Ce qui me frappe dans cette histoire, ce n'est pas la grandeur industrielle. C'est la continuité d'un geste. On part d'un moulin qui broyait du grain. On finit avec un SUV électrique vendu en Chine. Entre les deux, ce sont les mêmes décisions, répétées de génération en génération : prendre l'outil qu'on sait faire, et le pousser un cran plus loin. Du grain au coton, du coton à l'acier, de l'acier au ressort, du ressort à la lame, de la lame au vélo, du vélo à la voiture, de la voiture à la voiture électrique.

Le lion, lui, n'a quasiment pas bougé. Il s'est stylisé, il a perdu sa langue, il a changé de couleur, il a été mis en cage dans des écussons et libéré sur des calandres, mais c'est le même animal qui surveille la lignée depuis 1858. Cent soixante-huit ans. C'est probablement l'un des logos les plus anciens encore en service au monde.

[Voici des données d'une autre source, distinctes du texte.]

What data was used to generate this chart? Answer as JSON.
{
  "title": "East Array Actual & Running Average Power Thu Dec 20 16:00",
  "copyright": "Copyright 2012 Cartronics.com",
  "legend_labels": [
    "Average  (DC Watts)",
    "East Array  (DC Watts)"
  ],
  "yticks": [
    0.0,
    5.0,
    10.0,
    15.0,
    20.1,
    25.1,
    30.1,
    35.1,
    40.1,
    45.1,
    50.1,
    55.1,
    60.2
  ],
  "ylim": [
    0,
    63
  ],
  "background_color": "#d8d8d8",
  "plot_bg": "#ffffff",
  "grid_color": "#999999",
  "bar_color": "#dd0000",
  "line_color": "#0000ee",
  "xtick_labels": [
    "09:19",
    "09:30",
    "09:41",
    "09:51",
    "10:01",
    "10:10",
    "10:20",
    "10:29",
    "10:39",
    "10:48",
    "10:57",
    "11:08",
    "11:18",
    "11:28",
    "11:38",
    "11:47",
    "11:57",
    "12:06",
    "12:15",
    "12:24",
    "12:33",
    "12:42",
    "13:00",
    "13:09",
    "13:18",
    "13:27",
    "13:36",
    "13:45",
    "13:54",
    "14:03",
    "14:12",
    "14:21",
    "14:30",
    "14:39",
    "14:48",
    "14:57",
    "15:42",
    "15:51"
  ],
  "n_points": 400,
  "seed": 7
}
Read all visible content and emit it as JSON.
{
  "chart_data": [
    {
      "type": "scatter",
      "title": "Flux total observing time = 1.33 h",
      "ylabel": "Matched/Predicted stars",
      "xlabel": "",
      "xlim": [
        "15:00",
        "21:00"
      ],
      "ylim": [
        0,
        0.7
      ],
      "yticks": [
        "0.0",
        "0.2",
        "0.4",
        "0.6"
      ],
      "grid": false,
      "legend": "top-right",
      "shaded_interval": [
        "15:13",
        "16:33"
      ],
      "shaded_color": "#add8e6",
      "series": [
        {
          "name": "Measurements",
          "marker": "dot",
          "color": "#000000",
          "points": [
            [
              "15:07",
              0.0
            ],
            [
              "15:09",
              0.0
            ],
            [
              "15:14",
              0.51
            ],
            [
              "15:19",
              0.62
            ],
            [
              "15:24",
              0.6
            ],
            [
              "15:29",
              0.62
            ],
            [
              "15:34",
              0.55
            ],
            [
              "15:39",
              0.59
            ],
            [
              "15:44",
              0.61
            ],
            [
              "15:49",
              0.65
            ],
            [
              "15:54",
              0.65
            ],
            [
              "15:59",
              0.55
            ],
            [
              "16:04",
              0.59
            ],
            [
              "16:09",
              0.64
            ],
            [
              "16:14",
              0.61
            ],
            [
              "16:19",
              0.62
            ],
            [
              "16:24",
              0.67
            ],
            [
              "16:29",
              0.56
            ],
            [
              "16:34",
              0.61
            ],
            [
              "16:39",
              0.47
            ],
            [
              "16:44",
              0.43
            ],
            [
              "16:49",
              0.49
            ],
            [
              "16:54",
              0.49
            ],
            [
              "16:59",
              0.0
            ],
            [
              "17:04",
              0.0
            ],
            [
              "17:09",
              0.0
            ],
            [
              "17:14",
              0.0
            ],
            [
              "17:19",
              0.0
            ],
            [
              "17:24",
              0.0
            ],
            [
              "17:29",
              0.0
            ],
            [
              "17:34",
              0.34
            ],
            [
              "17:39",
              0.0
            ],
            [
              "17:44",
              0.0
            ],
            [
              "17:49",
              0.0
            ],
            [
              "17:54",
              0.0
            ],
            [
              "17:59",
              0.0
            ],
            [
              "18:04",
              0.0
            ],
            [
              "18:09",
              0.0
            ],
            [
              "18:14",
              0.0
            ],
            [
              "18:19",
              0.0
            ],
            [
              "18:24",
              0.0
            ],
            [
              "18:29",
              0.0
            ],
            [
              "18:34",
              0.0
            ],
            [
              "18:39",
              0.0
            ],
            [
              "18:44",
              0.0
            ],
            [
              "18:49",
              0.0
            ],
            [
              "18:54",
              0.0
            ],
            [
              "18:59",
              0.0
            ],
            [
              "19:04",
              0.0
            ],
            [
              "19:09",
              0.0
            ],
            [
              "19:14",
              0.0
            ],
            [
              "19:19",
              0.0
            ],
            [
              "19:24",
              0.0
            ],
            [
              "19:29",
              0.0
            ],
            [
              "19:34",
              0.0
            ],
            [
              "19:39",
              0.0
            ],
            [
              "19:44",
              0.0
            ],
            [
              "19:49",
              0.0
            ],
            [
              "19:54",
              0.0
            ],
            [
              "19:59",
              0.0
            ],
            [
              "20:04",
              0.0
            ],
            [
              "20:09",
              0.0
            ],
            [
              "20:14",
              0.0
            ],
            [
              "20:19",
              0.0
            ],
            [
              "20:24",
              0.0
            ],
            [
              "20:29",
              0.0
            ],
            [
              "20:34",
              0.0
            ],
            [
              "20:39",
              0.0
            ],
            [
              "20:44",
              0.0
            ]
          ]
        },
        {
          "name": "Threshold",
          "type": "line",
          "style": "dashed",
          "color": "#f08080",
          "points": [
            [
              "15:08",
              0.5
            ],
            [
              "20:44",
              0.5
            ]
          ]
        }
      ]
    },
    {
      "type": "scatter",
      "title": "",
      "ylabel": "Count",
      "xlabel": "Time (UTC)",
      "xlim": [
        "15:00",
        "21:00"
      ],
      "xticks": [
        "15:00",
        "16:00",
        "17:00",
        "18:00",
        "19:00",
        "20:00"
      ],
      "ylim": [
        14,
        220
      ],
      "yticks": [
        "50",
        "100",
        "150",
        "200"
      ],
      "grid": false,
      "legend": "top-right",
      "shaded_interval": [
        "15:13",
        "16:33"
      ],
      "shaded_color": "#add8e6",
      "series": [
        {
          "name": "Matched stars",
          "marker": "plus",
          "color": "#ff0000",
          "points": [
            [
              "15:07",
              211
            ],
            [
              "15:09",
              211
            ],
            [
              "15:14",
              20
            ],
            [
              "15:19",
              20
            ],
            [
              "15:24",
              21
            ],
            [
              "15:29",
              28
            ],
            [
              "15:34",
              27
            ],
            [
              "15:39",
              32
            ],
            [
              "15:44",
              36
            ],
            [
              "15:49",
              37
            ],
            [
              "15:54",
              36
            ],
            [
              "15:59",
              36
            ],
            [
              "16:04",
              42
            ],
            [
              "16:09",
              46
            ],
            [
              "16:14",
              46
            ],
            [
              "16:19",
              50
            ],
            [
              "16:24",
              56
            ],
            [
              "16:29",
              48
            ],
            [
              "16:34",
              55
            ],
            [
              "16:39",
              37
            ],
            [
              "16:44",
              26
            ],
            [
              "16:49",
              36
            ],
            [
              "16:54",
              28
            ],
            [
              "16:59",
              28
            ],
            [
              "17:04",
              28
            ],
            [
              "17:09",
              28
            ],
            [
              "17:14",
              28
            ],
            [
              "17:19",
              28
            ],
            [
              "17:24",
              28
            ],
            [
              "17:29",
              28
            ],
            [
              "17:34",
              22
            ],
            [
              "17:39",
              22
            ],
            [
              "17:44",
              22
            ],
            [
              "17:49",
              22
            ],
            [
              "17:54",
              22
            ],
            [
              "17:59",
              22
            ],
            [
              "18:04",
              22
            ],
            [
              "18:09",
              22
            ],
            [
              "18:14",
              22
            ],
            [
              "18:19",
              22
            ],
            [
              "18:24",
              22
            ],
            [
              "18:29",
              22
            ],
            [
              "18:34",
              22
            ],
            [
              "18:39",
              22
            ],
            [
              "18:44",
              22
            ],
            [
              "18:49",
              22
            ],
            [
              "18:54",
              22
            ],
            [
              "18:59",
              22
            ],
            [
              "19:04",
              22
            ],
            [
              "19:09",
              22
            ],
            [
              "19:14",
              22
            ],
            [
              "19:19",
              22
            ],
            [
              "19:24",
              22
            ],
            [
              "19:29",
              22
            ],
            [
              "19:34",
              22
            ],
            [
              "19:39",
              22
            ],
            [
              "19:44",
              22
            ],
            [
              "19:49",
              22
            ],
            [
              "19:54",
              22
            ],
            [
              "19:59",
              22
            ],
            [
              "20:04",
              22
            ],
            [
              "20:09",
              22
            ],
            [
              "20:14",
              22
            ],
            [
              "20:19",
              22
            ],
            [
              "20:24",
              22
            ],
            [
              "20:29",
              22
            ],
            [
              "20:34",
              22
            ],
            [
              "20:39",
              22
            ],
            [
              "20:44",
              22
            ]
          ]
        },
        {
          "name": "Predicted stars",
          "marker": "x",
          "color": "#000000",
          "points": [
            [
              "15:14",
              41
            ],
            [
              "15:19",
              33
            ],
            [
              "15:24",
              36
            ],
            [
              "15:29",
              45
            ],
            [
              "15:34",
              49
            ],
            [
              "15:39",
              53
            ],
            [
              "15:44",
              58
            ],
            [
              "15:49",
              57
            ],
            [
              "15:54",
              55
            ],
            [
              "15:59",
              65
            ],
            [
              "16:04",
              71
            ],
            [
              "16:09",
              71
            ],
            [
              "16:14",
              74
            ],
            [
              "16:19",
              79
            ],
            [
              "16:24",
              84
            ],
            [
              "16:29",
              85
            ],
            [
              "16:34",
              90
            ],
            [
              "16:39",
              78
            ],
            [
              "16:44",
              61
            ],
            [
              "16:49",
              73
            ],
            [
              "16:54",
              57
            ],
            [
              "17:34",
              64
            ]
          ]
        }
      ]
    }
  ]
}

Et puis, au milieu de toute cette grande histoire, il y a la petite. La mienne. Je me souviens encore de la vieille Peugeot 309 de mes parents, blanche, un peu cabossée, l'autoradio capricieux, l'odeur particulière des banquettes en tissu chauffées par le soleil. C'est la voiture dans laquelle ma mère nous a conduits à l'école pendant des années, du CP à la fac, presque sans interruption, comme si le moteur lui-même refusait de prendre sa retraite avant nous. C'est aussi la voiture des départs en vacances, celle dans laquelle, sur la banquette arrière, mes frères et moi nous chamaillions sans relâche parce que le chemin nous paraissait une éternité, et que l'éternité, à cet âge-là, il faut bien la remplir avec quelque chose : des cris, des rires, des coups de coude négociés au centimètre, des chansons reprises trois fois, et tout le reste. Une 309 n'est pas un objet de musée. C'est une boîte à souvenirs sur quatre roues, et la mienne sent encore le goudron chaud d'un mois d'août quelque part entre Cognac et la mer.

Et c'est sans doute ça, la morale du mème dont je parlais au début : on rit d'une vieille Peugeot bringuebalante, mais derrière la blague il y a deux siècles d'un même entêtement industriel, et, dedans, des millions de banquettes arrière comme la mienne. Le lion est toujours là. Il a juste appris à se brancher.